A vessel sailing between what Jensen called the “shoulders” of a loop, i.e. Rotterdam to Aarhus or Gothenburg (which welcomed its first Gemini shuttle service this week) would typically have just half of its sometimes 20,000 teu capacity used.

 

By ensuring its biggest vessels are fuller, Jensen thinks the alliance can save on fuel and, perhaps in the long term, any cost associated with emissions.

 

Gemini is still far too new for any meaningful conclusions to be drawn about its success, and customers of both Maersk and Hapag-Lloyd will be watching and waiting to see if the alliance can deliver on its ambitious reliability promise.

 

Jensen said generally customers were receptive of the idea, but needed proof that it would work in practice.

 

“This is all our theory,” Jensen added. “We know that we need to prove this, because we are very much going against traditional ways of operating ocean networks”.

 

If Maersk and Hapag-Lloyd can prove their working, then there may be plenty of other carrier watching on thinking of how they might be able to run a version of Gemini on their own networks.

 

But as Jensen explained, it’s not as simple as just copying your neighbour’s homework.

 

“We get this question a lot internally: can it be replicated,” he said.
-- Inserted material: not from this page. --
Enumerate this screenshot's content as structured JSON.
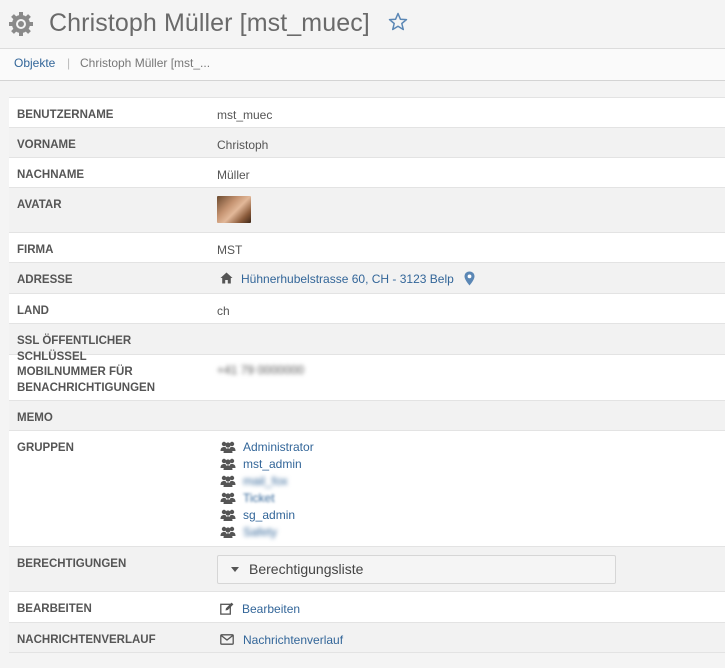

The answer is that while replication is possible, it requires significant investment in and control over those hub ports at strategic locations on what Jensen calls the east-west highway.

 

Looking at the Gemini hubs on a map, you can join the dots and draw the major trade route between eastern China and Europe (if the Red Sea were an option for the network).

 

“I don't think one should underestimate what it takes,” he said, “we’ve been on this journey for quite a number of years.”

 

“I think you need the terminal capacity in the right locations. I’d argue that you need a large degree of control on those central terminals, and then you need to have the courage to trust the system.

 

“Now, that is not to say that nobody in five years’ time will have been able to match it. If somebody has somehow, we’d be very happy, because it just proves what we’ve been working on for the past five years is the right way forward.”